A study by the Conference Board of Canada has found that despite the fact mental health issues are a top reason for disability leave at Canadian companies, a majority of employers have yet to implement mental health strategies to deal with the problem.
The study found that employers in the health and education sectors were the most likely to have mental health strategies in place, while employers in natural resources and arts, entertainment and recreation performed the worst.
“Employers are increasingly turning their attention towards supporting mental health,” said Louise Chénier, Manager, Workplace Health and Wellness Research. “While many employers have mental health initiatives in place, a majority of them often lack a proactive mental health strategy that addresses the workplace risks that could negatively impact their employees’ health and wellness”.

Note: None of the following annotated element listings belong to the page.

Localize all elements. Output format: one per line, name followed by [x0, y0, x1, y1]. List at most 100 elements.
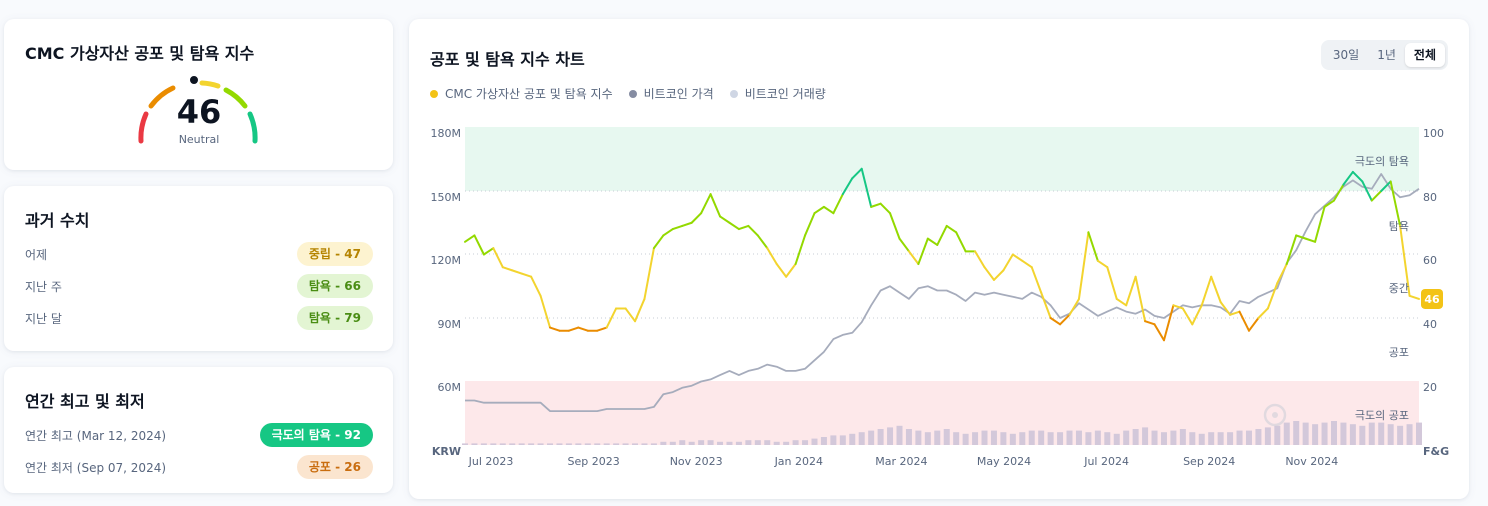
legend-label: CMC 가상자산 공포 및 탐욕 지수 — [445, 87, 613, 101]
current-value-badge: 46 — [1421, 288, 1443, 309]
fear-greed-gauge — [138, 74, 258, 144]
gauge-segment-fear — [148, 85, 176, 109]
volume-bar — [990, 430, 997, 445]
volume-bar — [820, 437, 827, 445]
fear-greed-segment — [1125, 275, 1137, 307]
fear-greed-segment — [1323, 199, 1335, 208]
volume-bar — [1113, 433, 1120, 445]
yearly-high-low-card: 연간 최고 및 최저 연간 최고 (Mar 12, 2024) 극도의 탐욕 -… — [4, 367, 393, 493]
zone-label: 공포 — [1389, 346, 1409, 359]
y-tick-right: 40 — [1423, 318, 1437, 331]
legend-item-fear-greed[interactable]: CMC 가상자산 공포 및 탐욕 지수 — [430, 85, 613, 102]
volume-bar — [1349, 424, 1356, 445]
legend-dot-icon — [729, 89, 738, 98]
fear-greed-segment — [1172, 304, 1184, 310]
range-1y-button[interactable]: 1년 — [1377, 48, 1396, 62]
fear-greed-segment — [917, 237, 929, 266]
volume-bar — [1283, 422, 1290, 445]
volume-bar — [565, 443, 572, 445]
volume-bar — [594, 443, 601, 445]
x-tick-label: Jan 2024 — [774, 455, 823, 468]
yearly-title: 연간 최고 및 최저 — [25, 392, 145, 411]
fear-greed-segment — [596, 326, 608, 332]
fear-greed-segment — [624, 307, 637, 323]
volume-bar — [518, 443, 525, 445]
volume-bar — [1000, 432, 1007, 445]
fear-greed-segment — [671, 224, 684, 231]
volume-bar — [641, 443, 648, 445]
fear-greed-segment — [870, 202, 882, 208]
yearly-row-label: 연간 최저 (Sep 07, 2024) — [25, 460, 167, 475]
y-tick-left: 60M — [438, 381, 462, 394]
fear-greed-segment — [737, 224, 750, 231]
fear-greed-segment — [1049, 317, 1062, 326]
volume-bar — [547, 443, 554, 445]
fear-greed-segment — [662, 228, 674, 237]
fear-greed-chart: 180M 150M 120M 90M 60M KRW 100 80 60 40 … — [431, 127, 1449, 468]
fear-greed-segment — [841, 177, 854, 196]
volume-bar — [764, 440, 771, 445]
fear-greed-segment — [652, 234, 665, 250]
fear-greed-segment — [775, 263, 788, 278]
yearly-row-badge: 극도의 탐욕 - 92 — [259, 423, 373, 447]
volume-bar — [839, 435, 846, 445]
fear-greed-segment — [1266, 282, 1279, 310]
y-tick-left: 120M — [431, 254, 462, 267]
volume-bar — [934, 430, 941, 445]
fear-greed-segment — [690, 212, 703, 224]
fear-greed-segment — [1144, 320, 1156, 326]
y-tick-right: 60 — [1423, 254, 1437, 267]
volume-bar — [1397, 425, 1404, 445]
fear-greed-segment — [1285, 234, 1298, 266]
fear-greed-segment — [719, 215, 731, 224]
legend-item-btc-volume[interactable]: 비트코인 거래량 — [729, 85, 826, 102]
volume-bar — [1057, 432, 1064, 445]
fear-greed-segment — [822, 205, 835, 215]
fear-greed-segment — [634, 297, 646, 323]
volume-bar — [1330, 421, 1337, 445]
volume-bar — [490, 443, 497, 445]
fear-greed-segment — [1257, 307, 1269, 319]
fear-greed-segment — [530, 275, 542, 297]
legend-dot-icon — [628, 89, 637, 98]
fear-greed-segment — [1106, 266, 1118, 300]
fear-greed-segment — [1077, 231, 1090, 300]
volume-bar — [1293, 421, 1300, 445]
fear-greed-segment — [700, 193, 712, 215]
volume-bar — [868, 430, 875, 445]
fear-greed-segment — [851, 167, 863, 180]
fear-greed-segment — [549, 326, 561, 332]
fear-greed-segment — [1380, 180, 1392, 192]
range-selector: 30일 1년 전체 — [1320, 40, 1448, 70]
volume-bar — [480, 443, 487, 445]
volume-bar — [1094, 430, 1101, 445]
volume-bar — [896, 425, 903, 445]
legend-item-btc-price[interactable]: 비트코인 가격 — [628, 85, 714, 102]
range-30d-button[interactable]: 30일 — [1332, 48, 1360, 62]
x-tick-label: Nov 2024 — [1285, 455, 1338, 468]
volume-bar — [1038, 430, 1045, 445]
historical-values-card: 과거 수치 어제 중립 - 47 지난 주 탐욕 - 66 지난 달 탐욕 - … — [4, 186, 393, 351]
volume-bar — [1170, 430, 1177, 445]
volume-bar — [1075, 430, 1082, 445]
fear-greed-segment — [1370, 190, 1383, 202]
range-all-button[interactable]: 전체 — [1404, 43, 1445, 67]
fear-greed-segment — [1295, 234, 1307, 240]
volume-bar — [1264, 427, 1271, 445]
yearly-row-badge: 공포 - 26 — [296, 455, 373, 479]
volume-bar — [1302, 422, 1309, 445]
fear-greed-segment — [709, 193, 722, 218]
x-axis: Jul 2023 Sep 2023 Nov 2023 Jan 2024 Mar 2024… — [468, 455, 1339, 468]
volume-bar — [1227, 432, 1234, 445]
fear-greed-chart-card: 공포 및 탐욕 지수 차트 30일 1년 전체 CMC 가상자산 공포 및 탐욕… — [409, 19, 1469, 499]
volume-bar — [1104, 432, 1111, 445]
volume-bar — [1132, 429, 1139, 445]
fear-greed-segment — [1002, 253, 1014, 272]
volume-bar — [962, 433, 969, 445]
zone-label: 극도의 탐욕 — [1355, 155, 1409, 168]
volume-bar — [735, 441, 742, 445]
gauge-indicator — [188, 74, 200, 86]
fear-greed-segment — [1191, 304, 1203, 326]
fear-greed-segment — [804, 212, 816, 237]
fear-greed-segment — [898, 237, 910, 253]
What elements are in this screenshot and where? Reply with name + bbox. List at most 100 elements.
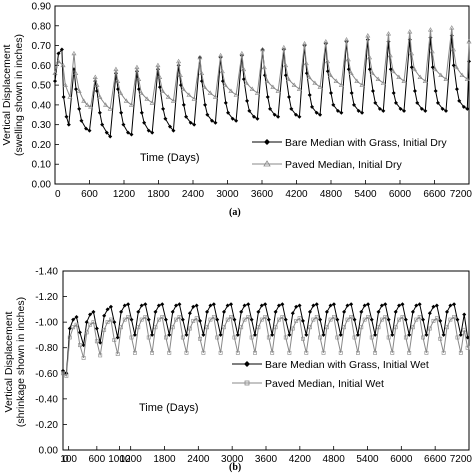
data-point [67, 326, 72, 331]
data-point [454, 87, 459, 92]
data-point [256, 325, 261, 330]
data-point [225, 317, 230, 322]
x-tick-label: 6000 [389, 189, 412, 200]
chart-panel-b: 0.00-0.20-0.40-0.60-0.80-1.00-1.20-1.40 … [3, 267, 472, 474]
x-tick-label: 1000 [108, 454, 131, 465]
data-point [241, 77, 246, 82]
data-point [170, 309, 175, 314]
data-point [249, 86, 255, 91]
x-tick-label: 4800 [323, 454, 346, 465]
data-point [461, 104, 466, 109]
data-point [245, 98, 250, 103]
data-point [265, 94, 270, 99]
data-point [349, 302, 354, 307]
data-point [139, 110, 144, 115]
data-point [396, 74, 402, 79]
data-point [383, 302, 388, 307]
data-point [329, 91, 333, 96]
data-point [297, 114, 302, 119]
x-tick-label: 7200 [450, 189, 473, 200]
data-point [417, 74, 423, 79]
y-tick-label: -0.40 [35, 394, 58, 405]
data-point [400, 315, 405, 319]
data-point [345, 303, 350, 308]
data-point [132, 332, 137, 337]
data-point [218, 52, 224, 58]
data-point [304, 332, 309, 337]
data-point [156, 317, 161, 322]
data-point [174, 303, 179, 308]
data-point [229, 302, 234, 307]
data-point [376, 309, 381, 314]
data-point [441, 332, 446, 337]
data-point [77, 106, 82, 111]
y-tick-label: -0.60 [35, 369, 58, 380]
data-point [78, 343, 82, 348]
data-point [369, 317, 374, 322]
data-point [219, 68, 225, 74]
data-point [325, 58, 331, 64]
y-ticks-a: 0.00 0.10 0.20 0.30 0.40 0.50 0.60 0.70 0.80 0.90 [32, 2, 59, 191]
data-point [164, 335, 168, 340]
data-point [338, 350, 343, 355]
data-point [180, 317, 185, 322]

Findings included in the report include:
Only 39 per cent of Canada’s employers have a mental health strategy in place;
Employers in the public sector were significantly more likely (47 per cent) than organizations in the private sector (33 per cent) to have indicated implementing a mental health strategy in their workplace;
A little over 30 per cent of employers cited a lack of knowledge on how to address mental health as a reason for not having implemented a mental health strategy.
The most-cited reasons for not implementing a mental health strategy were limited financial resources, human resources, or time (56 per cent), a lack of knowledge on how to address mental health (32 per cent), the fact mental health strategies are not a legal or legislative requirements (23 per cent), or mental health is not an issue in their workplace (31 per cent).